Two articles then discuss organ system responses of NHPs to emerging biotherapeutic modalities. In the first from the Special Interest Group in Neuropathology (SIGN) of the Society of Toxicologic Pathology (STP), an in-depth discussion of neuropathologic findings associated with the administration of candidate biotherapeutics (nucleic acids, proteins, viral gene therapy vectors, etc.) for treatment of nervous system disorders is presented. ²⁰ Pathologists evaluating and interpreting neuropathology findings related to biomolecule-based test articles must be proficient in recognizing tissue alterations common to administration procedures of biomolecules, and to also be able to distinguish direct test article–induced effects from any procedure-related changes and incidental background findings. The authors provide a practical guide to diagnosing and interpreting common biomolecule-induced findings in neural tissues of NHPs, as well as key new information on the neuropathology associated by some novel and innovative classes of neurotherapeutics. ²⁰ The next paper in this section on organ system response to biopharmaceuticals is an original research article that describes differential immunosuppressive effects induced by a monoclonal antibody construct associated with secondary infections in rhesus macaques. ²¹ The challenges associated with separating primary findings related to the intended pharmacology of an immunomodulating therapeutic antibody in lymphoid organs from alterations associated with secondary infections due to the expected immunosuppression are outlined. The final article in this section is a pathology-focused compilation of current Internet and print resources that may be used to assist in the pathology evaluation of NHPs utilized in nonclinical safety testing. ²² This mini review presents a readily available list of essential books, journal articles, and websites that provide context to safety assessment and research scientists working with NHP models.
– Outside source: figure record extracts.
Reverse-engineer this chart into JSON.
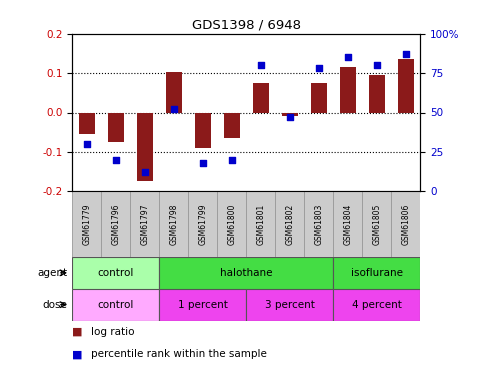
{
  "title": "GDS1398 / 6948",
  "samples": [
    "GSM61779",
    "GSM61796",
    "GSM61797",
    "GSM61798",
    "GSM61799",
    "GSM61800",
    "GSM61801",
    "GSM61802",
    "GSM61803",
    "GSM61804",
    "GSM61805",
    "GSM61806"
  ],
  "log_ratio": [
    -0.055,
    -0.075,
    -0.175,
    0.102,
    -0.09,
    -0.065,
    0.075,
    -0.01,
    0.075,
    0.115,
    0.095,
    0.135
  ],
  "percentile_rank": [
    30,
    20,
    12,
    52,
    18,
    20,
    80,
    47,
    78,
    85,
    80,
    87
  ],
  "ylim_left": [
    -0.2,
    0.2
  ],
  "ylim_right": [
    0,
    100
  ],
  "yticks_left": [
    -0.2,
    -0.1,
    0.0,
    0.1,
    0.2
  ],
  "yticks_right": [
    0,
    25,
    50,
    75,
    100
  ],
  "bar_color": "#8B1A1A",
  "dot_color": "#0000CC",
  "agent_groups": [
    {
      "label": "control",
      "start": 0,
      "end": 3,
      "color": "#AAFFAA"
    },
    {
      "label": "halothane",
      "start": 3,
      "end": 9,
      "color": "#44DD44"
    },
    {
      "label": "isoflurane",
      "start": 9,
      "end": 12,
      "color": "#44DD44"
    }
  ],
  "dose_groups": [
    {
      "label": "control",
      "start": 0,
      "end": 3,
      "color": "#FFAAFF"
    },
    {
      "label": "1 percent",
      "start": 3,
      "end": 6,
      "color": "#EE44EE"
    },
    {
      "label": "3 percent",
      "start": 6,
      "end": 9,
      "color": "#EE44EE"
    },
    {
      "label": "4 percent",
      "start": 9,
      "end": 12,
      "color": "#EE44EE"
    }
  ],
  "legend_bar_label": "log ratio",
  "legend_dot_label": "percentile rank within the sample",
  "background_color": "#ffffff",
  "axis_label_color_left": "#CC0000",
  "axis_label_color_right": "#0000CC",
  "sample_box_color": "#CCCCCC",
  "sample_box_edge": "#999999"
}
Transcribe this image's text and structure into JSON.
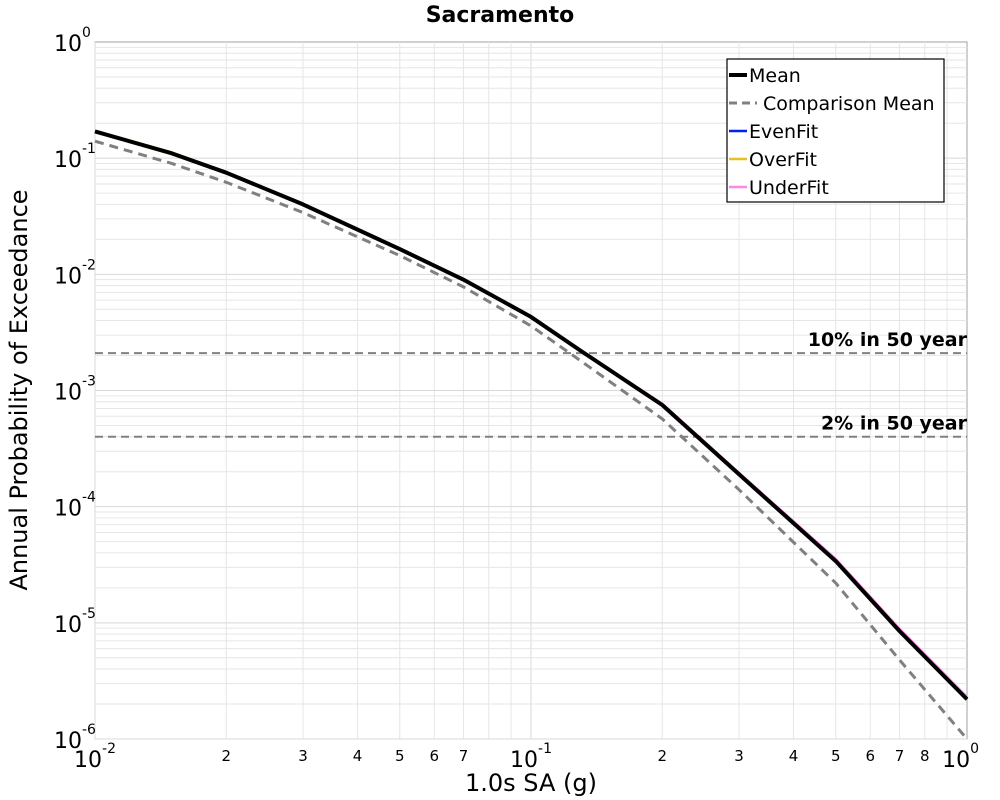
{
  "chart_data": {
    "type": "line",
    "title": "Sacramento",
    "xlabel": "1.0s SA (g)",
    "ylabel": "Annual Probability of Exceedance",
    "x_scale": "log",
    "y_scale": "log",
    "xlim": [
      0.01,
      1
    ],
    "ylim": [
      1e-06,
      1
    ],
    "grid": true,
    "legend_position": "top-right",
    "x_ticks": [
      {
        "value": 0.01,
        "base": "10",
        "exp": "-2"
      },
      {
        "value": 0.1,
        "base": "10",
        "exp": "-1"
      },
      {
        "value": 1,
        "base": "10",
        "exp": "0"
      }
    ],
    "x_minor_ticks": [
      {
        "value": 0.02,
        "label": "2"
      },
      {
        "value": 0.03,
        "label": "3"
      },
      {
        "value": 0.04,
        "label": "4"
      },
      {
        "value": 0.05,
        "label": "5"
      },
      {
        "value": 0.06,
        "label": "6"
      },
      {
        "value": 0.07,
        "label": "7"
      },
      {
        "value": 0.2,
        "label": "2"
      },
      {
        "value": 0.3,
        "label": "3"
      },
      {
        "value": 0.4,
        "label": "4"
      },
      {
        "value": 0.5,
        "label": "5"
      },
      {
        "value": 0.6,
        "label": "6"
      },
      {
        "value": 0.7,
        "label": "7"
      },
      {
        "value": 0.8,
        "label": "8"
      }
    ],
    "y_ticks": [
      {
        "value": 1,
        "base": "10",
        "exp": "0"
      },
      {
        "value": 0.1,
        "base": "10",
        "exp": "-1"
      },
      {
        "value": 0.01,
        "base": "10",
        "exp": "-2"
      },
      {
        "value": 0.001,
        "base": "10",
        "exp": "-3"
      },
      {
        "value": 0.0001,
        "base": "10",
        "exp": "-4"
      },
      {
        "value": 1e-05,
        "base": "10",
        "exp": "-5"
      },
      {
        "value": 1e-06,
        "base": "10",
        "exp": "-6"
      }
    ],
    "x": [
      0.01,
      0.015,
      0.02,
      0.03,
      0.05,
      0.07,
      0.1,
      0.13,
      0.2,
      0.3,
      0.5,
      0.7,
      1.0
    ],
    "series": [
      {
        "name": "Mean",
        "color": "#000000",
        "style": "solid",
        "values": [
          0.17,
          0.11,
          0.075,
          0.04,
          0.0165,
          0.009,
          0.0043,
          0.0022,
          0.00075,
          0.00019,
          3.4e-05,
          8.5e-06,
          2.2e-06
        ]
      },
      {
        "name": "Comparison Mean",
        "color": "#808080",
        "style": "dashed",
        "values": [
          0.14,
          0.09,
          0.062,
          0.034,
          0.0145,
          0.0078,
          0.0036,
          0.0018,
          0.00057,
          0.00014,
          2.2e-05,
          4.8e-06,
          1e-06
        ]
      },
      {
        "name": "EvenFit",
        "color": "#0022ee",
        "style": "solid",
        "values": [
          0.17,
          0.11,
          0.075,
          0.04,
          0.0165,
          0.009,
          0.0043,
          0.0022,
          0.00075,
          0.00019,
          3.4e-05,
          8.5e-06,
          2.2e-06
        ]
      },
      {
        "name": "OverFit",
        "color": "#e8c020",
        "style": "solid",
        "values": [
          0.172,
          0.112,
          0.076,
          0.0405,
          0.0167,
          0.0091,
          0.00435,
          0.00222,
          0.00076,
          0.00019,
          3.4e-05,
          8.5e-06,
          2.2e-06
        ]
      },
      {
        "name": "UnderFit",
        "color": "#ff88e6",
        "style": "solid",
        "values": [
          0.17,
          0.11,
          0.075,
          0.04,
          0.0165,
          0.009,
          0.0043,
          0.0022,
          0.00077,
          0.000195,
          3.55e-05,
          8.9e-06,
          2.3e-06
        ]
      }
    ],
    "reference_lines": [
      {
        "label": "10% in 50 year",
        "y": 0.0021,
        "color": "#808080"
      },
      {
        "label": "2% in 50 year",
        "y": 0.0004,
        "color": "#808080"
      }
    ]
  }
}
The Special Issue editors hope that this compilation of articles will prove to be a valuable addition to the existing knowledge on the pathobiology of NHP and enhance our understanding of the influence of geographical origin, age, and sex on pathology, clinical pathology, and other study endpoints. Finally, although the present compilation of articles was not specifically intended to address the issue of NHP shortages, it is hoped that they will stimulate meaningful discussion toward a more efficient and responsible use of NHPs and serve as a catalyst for the creation of HCD databases for NHPs, which are specific to the animal’s geographical origin, sex, and age.